De rares mutations du gène de l'alpha-synucléine ont été identifiées comme intervenant dans l'apparition des formes dominantes de la maladie, tout comme une triplication de ce gène.
Alexis Brice et ses collaborateurs du réseau français d'études génétiques de la maladie de Parkinson ont cherché à déterminer dans quelle mesure de simples duplications de ce gène pouvaient être à l'origine de plusieurs formes familiales de la maladie.
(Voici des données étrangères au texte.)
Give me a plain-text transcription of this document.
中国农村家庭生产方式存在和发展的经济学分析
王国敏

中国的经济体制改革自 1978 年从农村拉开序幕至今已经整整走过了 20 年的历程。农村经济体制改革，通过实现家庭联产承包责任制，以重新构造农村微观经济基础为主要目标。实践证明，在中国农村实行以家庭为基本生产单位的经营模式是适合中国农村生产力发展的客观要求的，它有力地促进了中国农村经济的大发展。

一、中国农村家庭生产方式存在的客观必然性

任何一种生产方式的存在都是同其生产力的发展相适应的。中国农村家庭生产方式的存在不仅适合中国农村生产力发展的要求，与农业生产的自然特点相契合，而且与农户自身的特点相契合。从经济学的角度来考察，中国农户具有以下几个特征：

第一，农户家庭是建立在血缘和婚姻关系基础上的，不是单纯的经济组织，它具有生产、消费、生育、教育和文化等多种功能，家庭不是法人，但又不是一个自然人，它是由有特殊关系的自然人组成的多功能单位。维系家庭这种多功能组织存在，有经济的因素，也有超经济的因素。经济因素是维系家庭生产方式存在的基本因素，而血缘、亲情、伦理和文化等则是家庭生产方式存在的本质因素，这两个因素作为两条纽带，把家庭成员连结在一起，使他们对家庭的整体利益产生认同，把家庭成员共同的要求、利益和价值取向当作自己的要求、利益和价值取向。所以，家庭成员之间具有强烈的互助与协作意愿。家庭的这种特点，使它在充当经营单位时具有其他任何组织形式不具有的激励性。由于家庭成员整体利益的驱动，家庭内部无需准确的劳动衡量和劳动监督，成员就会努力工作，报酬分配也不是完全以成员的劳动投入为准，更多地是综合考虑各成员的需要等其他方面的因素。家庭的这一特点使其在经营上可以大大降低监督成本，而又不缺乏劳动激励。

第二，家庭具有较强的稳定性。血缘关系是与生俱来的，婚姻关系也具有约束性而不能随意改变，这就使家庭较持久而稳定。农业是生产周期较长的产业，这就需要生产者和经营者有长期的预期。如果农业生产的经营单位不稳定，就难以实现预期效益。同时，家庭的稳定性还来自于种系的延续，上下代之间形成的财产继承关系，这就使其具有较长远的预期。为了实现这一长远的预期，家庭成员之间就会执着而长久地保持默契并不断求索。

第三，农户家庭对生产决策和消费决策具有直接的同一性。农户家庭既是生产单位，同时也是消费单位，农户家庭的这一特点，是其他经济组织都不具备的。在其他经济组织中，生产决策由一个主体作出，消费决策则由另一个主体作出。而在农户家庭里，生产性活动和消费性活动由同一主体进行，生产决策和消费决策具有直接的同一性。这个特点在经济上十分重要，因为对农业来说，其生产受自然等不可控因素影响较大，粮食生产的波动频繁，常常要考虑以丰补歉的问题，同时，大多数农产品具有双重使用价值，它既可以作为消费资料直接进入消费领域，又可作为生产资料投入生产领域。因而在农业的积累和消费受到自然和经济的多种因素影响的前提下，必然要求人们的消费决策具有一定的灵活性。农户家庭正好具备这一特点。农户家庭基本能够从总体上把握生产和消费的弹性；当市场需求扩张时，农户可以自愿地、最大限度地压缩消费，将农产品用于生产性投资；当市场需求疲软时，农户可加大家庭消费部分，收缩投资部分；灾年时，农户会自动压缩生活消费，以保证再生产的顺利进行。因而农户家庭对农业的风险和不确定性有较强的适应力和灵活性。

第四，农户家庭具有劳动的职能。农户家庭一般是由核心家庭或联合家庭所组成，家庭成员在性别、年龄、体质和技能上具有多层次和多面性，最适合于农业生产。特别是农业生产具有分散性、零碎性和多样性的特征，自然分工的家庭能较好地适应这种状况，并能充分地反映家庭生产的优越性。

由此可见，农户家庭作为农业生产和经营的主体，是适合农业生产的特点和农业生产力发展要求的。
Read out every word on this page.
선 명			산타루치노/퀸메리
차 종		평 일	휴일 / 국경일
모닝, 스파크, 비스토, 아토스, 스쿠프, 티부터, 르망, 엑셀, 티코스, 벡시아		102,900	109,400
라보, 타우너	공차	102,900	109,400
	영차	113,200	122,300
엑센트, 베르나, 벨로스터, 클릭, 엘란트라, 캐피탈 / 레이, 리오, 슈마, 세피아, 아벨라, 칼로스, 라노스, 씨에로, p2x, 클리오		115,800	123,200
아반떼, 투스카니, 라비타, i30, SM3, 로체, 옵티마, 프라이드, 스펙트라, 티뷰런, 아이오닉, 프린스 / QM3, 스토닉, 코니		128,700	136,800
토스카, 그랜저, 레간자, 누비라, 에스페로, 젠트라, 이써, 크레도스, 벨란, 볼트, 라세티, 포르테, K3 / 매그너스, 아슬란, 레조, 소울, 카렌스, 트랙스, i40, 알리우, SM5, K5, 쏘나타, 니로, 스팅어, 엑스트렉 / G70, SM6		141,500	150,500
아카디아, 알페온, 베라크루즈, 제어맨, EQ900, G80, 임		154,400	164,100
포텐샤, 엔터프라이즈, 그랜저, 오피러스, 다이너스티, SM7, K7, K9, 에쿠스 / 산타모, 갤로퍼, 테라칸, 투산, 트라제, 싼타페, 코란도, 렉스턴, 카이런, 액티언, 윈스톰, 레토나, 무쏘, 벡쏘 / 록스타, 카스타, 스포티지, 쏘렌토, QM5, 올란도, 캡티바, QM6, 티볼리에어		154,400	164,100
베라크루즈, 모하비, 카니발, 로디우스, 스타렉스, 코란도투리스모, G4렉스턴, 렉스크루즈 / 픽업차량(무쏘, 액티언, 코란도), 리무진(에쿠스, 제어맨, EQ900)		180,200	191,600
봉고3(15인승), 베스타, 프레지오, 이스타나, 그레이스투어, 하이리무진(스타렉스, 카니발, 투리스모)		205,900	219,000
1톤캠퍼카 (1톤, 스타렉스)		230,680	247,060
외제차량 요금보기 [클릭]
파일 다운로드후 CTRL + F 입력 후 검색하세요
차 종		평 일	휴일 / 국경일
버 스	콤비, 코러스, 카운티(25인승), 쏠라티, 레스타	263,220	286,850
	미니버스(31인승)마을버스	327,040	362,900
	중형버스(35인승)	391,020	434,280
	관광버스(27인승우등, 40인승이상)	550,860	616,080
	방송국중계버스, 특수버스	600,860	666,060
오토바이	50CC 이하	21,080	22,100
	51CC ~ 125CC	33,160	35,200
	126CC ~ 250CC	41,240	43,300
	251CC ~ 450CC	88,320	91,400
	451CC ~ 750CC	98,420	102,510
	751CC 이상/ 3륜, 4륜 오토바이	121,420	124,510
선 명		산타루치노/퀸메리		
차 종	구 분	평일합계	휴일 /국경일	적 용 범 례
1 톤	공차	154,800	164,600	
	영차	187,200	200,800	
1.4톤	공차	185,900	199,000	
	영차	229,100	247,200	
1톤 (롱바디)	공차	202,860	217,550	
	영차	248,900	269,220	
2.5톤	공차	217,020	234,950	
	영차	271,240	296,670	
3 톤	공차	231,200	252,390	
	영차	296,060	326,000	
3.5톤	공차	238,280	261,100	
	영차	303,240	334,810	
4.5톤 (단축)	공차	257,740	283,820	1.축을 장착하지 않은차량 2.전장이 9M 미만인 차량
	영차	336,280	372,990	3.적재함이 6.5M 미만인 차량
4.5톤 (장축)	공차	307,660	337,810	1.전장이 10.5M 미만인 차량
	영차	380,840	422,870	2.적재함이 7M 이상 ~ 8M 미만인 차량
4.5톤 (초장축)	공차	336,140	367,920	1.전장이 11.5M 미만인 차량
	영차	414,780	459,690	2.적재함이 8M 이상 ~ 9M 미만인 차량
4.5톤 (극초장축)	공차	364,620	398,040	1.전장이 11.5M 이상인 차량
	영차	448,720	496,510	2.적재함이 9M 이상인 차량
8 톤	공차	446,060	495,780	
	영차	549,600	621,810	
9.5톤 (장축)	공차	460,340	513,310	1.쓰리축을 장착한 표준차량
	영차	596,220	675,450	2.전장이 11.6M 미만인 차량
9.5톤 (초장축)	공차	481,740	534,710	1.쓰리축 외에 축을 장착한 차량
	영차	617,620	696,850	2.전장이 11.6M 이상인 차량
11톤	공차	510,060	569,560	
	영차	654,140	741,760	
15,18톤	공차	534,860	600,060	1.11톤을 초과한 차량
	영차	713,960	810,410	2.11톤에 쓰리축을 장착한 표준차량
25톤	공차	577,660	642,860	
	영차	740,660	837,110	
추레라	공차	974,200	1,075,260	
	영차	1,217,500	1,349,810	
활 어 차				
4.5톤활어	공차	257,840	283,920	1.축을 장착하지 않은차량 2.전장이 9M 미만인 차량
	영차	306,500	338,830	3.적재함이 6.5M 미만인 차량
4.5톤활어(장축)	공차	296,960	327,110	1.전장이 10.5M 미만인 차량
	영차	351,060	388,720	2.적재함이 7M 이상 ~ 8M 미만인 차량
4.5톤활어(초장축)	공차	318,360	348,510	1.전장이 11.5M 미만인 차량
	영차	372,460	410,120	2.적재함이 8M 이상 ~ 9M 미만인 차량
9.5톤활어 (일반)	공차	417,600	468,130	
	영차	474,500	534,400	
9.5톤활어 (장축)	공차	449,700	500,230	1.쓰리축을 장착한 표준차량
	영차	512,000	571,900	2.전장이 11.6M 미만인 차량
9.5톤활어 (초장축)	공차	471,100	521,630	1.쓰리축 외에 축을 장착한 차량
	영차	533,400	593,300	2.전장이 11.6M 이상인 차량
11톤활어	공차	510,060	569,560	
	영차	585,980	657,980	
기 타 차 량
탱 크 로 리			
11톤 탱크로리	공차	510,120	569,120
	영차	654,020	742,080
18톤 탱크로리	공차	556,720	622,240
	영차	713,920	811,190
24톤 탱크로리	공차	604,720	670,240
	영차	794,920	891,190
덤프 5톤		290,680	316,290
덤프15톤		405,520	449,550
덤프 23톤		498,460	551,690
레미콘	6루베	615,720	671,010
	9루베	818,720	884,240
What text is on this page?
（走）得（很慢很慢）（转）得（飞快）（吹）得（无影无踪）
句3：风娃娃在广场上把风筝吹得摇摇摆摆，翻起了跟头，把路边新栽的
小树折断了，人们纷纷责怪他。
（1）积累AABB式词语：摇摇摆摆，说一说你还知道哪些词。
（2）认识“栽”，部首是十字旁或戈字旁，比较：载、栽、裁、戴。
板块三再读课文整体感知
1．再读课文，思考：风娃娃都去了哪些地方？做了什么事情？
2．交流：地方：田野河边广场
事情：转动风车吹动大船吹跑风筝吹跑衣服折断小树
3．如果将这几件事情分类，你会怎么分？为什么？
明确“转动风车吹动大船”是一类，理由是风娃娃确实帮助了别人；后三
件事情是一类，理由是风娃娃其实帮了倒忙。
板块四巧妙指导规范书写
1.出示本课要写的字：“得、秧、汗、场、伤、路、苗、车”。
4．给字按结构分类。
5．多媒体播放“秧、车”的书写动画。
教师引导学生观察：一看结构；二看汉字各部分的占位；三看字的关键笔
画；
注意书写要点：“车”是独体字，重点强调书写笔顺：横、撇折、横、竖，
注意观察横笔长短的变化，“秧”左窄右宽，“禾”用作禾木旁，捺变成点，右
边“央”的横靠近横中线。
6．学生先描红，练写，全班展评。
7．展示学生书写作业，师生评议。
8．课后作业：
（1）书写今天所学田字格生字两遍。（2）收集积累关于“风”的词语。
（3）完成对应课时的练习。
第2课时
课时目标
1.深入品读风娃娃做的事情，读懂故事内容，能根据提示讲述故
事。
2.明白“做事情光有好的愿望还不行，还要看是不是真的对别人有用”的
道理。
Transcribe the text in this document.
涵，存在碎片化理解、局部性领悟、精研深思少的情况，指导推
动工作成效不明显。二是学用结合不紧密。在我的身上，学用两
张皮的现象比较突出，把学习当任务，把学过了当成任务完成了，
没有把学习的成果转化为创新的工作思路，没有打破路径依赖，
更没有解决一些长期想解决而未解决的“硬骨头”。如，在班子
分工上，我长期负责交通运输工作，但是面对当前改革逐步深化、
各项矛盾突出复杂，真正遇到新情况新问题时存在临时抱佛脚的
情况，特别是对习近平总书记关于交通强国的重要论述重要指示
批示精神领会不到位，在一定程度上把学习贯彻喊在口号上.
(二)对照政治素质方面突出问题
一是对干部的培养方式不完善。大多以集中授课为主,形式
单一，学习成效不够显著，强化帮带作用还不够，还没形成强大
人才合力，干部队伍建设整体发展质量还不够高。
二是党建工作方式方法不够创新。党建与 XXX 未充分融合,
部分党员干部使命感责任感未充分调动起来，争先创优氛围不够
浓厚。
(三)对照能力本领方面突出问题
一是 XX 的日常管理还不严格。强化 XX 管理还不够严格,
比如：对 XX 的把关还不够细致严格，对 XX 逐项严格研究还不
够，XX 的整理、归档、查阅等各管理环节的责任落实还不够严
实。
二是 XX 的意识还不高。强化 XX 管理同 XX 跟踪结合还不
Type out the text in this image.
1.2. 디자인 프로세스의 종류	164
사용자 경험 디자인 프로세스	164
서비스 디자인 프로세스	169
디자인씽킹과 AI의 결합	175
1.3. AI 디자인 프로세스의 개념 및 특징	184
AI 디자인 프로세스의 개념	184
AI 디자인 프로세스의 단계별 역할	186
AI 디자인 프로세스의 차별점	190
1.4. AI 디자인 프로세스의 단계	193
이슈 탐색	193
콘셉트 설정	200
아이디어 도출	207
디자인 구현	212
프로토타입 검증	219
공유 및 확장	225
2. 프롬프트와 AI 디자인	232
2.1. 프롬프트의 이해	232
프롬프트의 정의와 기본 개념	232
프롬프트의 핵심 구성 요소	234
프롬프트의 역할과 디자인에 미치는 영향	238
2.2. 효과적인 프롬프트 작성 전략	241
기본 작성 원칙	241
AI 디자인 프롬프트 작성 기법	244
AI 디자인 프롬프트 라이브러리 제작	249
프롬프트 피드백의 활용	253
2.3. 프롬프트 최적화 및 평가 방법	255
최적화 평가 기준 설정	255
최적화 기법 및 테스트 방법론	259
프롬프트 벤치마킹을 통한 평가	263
Pour cela, ils ont suivi 119 patients appartenant à des familles comprenant au moins 2 personnes atteintes et issues de deux générations successives.
Le dosage du gène a été mené chez 55 hommes et 64 femmes grâce a une technique de biologie moléculaire – appelée PCR. Cette technique permet de détecter les réarrangements génétiques, la perte ou la multiplication de fragments de gènes.
L'analyse de ces données montre que les deux familles chez lesquelles existe une duplication du gène, présentent des signes cliniques classiques de la maladie, tels que l'âge d'apparition (46 et 50 ans) et la réponse favorable au traitement par levodopa, traitement courant de la maladie de Parkinson.
Pour les chercheurs, ces résultats démontrent que la sévérité des symptômes et la dégénérescence des neurones augmentent avec le nombre de copie de gènes retrouvées chez les patients. Quatre copies du gène (triplication) engendrent une maladie précoce, alors que la présence de trois copies entraîne un tableau clinique et des lésions similaires à ceux de la maladie « classique », c'est-à-dire touchant principalement le tronc cérébral.
De fait, « même une faible élévation du taux de protéine codée par ce gène, constituerait un facteur de susceptibilité à la maladie de Parkinson », estiment les auteurs.
L'identification de la duplication de ce gène dans deux familles indépendantes sur les 119, montre également que les mutations de ce gène sont plus fréquentes qu'initialement envisagé.
Dans le même numéro de la revue The Lancet, datée du 25 septembre 2004, une autre équipe de l'Inserm publie des résultats similaires portant sur une troisième famille. Dans cette famille, la maladie de Parkinson est apparue chez cinq patients porteurs de la duplication. La détection de ce réarrangement chromosomique par PCR a été confirmée par la méthode de FISH (cf. Figure). L'âge d'apparition de la maladie chez ces sujets survient en moyenne 13 ans plus tard que chez les sujets porteurs d'une triplication (48 versus 36 ans). La durée de la maladie est plus longue dans cette famille comparée aux patients porteurs d'une triplication (17 ans versus 8 ans). Les régions dupliquée et tripliquée diffèrent suggérant un réarrangement génomique de novo et une instabilité intrinsèque de cette région du chromosome 4.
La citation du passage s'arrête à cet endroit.